Two months ago he discovered, too late, that Labor Party chair Amir Peretz had fired up the public over socioeconomic issues, and he therefore hastened to announce his "social welfare" plan. Later, he discovered that Ehud Olmert, relying on public opinion polls and his own well-developed political instincts, had developed a new product called "convergence," which was meant to attract floating voters from both left and right. And then, once again too late, Netanyahu declared that the elections were a referendum on the future of the territories. But most of the public has long since ceased to care about the territories; all it wants is to finally have quiet (and to put all the Arabs behind a high wall). Thus this definition failed to move it. Netanyahu understood too late that anyone who cares about the future of the territories will vote for National Union, while those who admire his neo-liberal economics can vote for Avigdor Lieberman and, as a bonus, also get the promise of cleansing "the Jewish state" of hostile elements.
Too late, Netanyahu understood that everyone to whom he preached 10 years ago, out of deep belief in the ideological and security necessity of the entire Land of Israel, has moved from Likud, which waffled over the disengagement, to the parties to its right, while everything he did during his term as finance minister, out of deep belief in rightist economic theories, has apparently caused many voters to move from Likud to Labor. But these elections also took place too soon for Netanyahu. At campaign rallies yesterday night, as he listened to the anger of traditional Likud voters who cannot forgive him for his welfare cutbacks, and to whom Kadima is offering a tempting new home, he still sounded confident that what looks now like a big bang will end up being Likud A and Likud B, and that the battle over who will lead the larger Likud is not over.

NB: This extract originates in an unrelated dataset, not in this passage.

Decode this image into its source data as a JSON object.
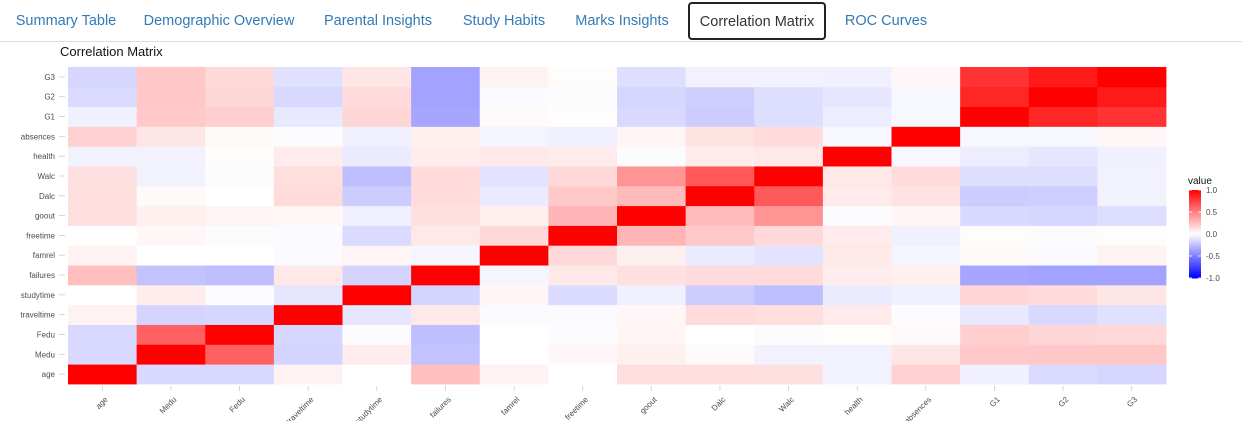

Netanyahu is angry and frustrated. He is convinced that the media mobilized behind Kadima. Somehow, in this bizarre campaign that reshuffled the deck between left and right, his messages failed to resonate the way they once did. Even when he warned that Olmert is acting like an ostrich by promising to give territory to Hamastan and tried to put the division of Jerusalem at the top of the agenda, the polls continued to predict a poor showing.
Unfortunately for him, his greatest success received no media coverage, even though he surely sees it in the field. That was his success in retaining a hard core of voters in the old Likud, despite the many blows - the disengagement, the establishment of Kadima, Ariel Sharon's tragic departure from the political stage, the anger over his economic policies. Those who will vote Likud today are not just the people whose hands tremble when they think of picking up a different ballot slip. Many of them - mostly young people, mostly the self-employed and owners of medium-sized businesses, but also many salaried employees at all income levels - admire Netanyahu for his determined performance as finance minister.
"He understands economics," they say. "He proved that he is serious."
Ten years after he took Israeli politics by storm, made fatal mistakes, left and came back, grew stronger and then weaker, Netanyahu is seen, by a not insignificant public, as a success. From this perspective, the hasty press conference at which he laid out his "social welfare" program and promised to restore funding to all those whose allowances were cut was unnecessary. If there is anything that Netanyahu succeeded in establishing solidly, it was his economic theories. Only this earned him respect and credibility among the business elite, the economic journalists and also a hard core of voters.
His associates still hope that he can head a rightist "blocking majority" that would prevent Kadima from forming a government. He himself is still hoping for a surprise. But he evidently knows that it is both too late and too soon, and that he must now focus on mobilizing his forces for the great dramas that still await him in the future.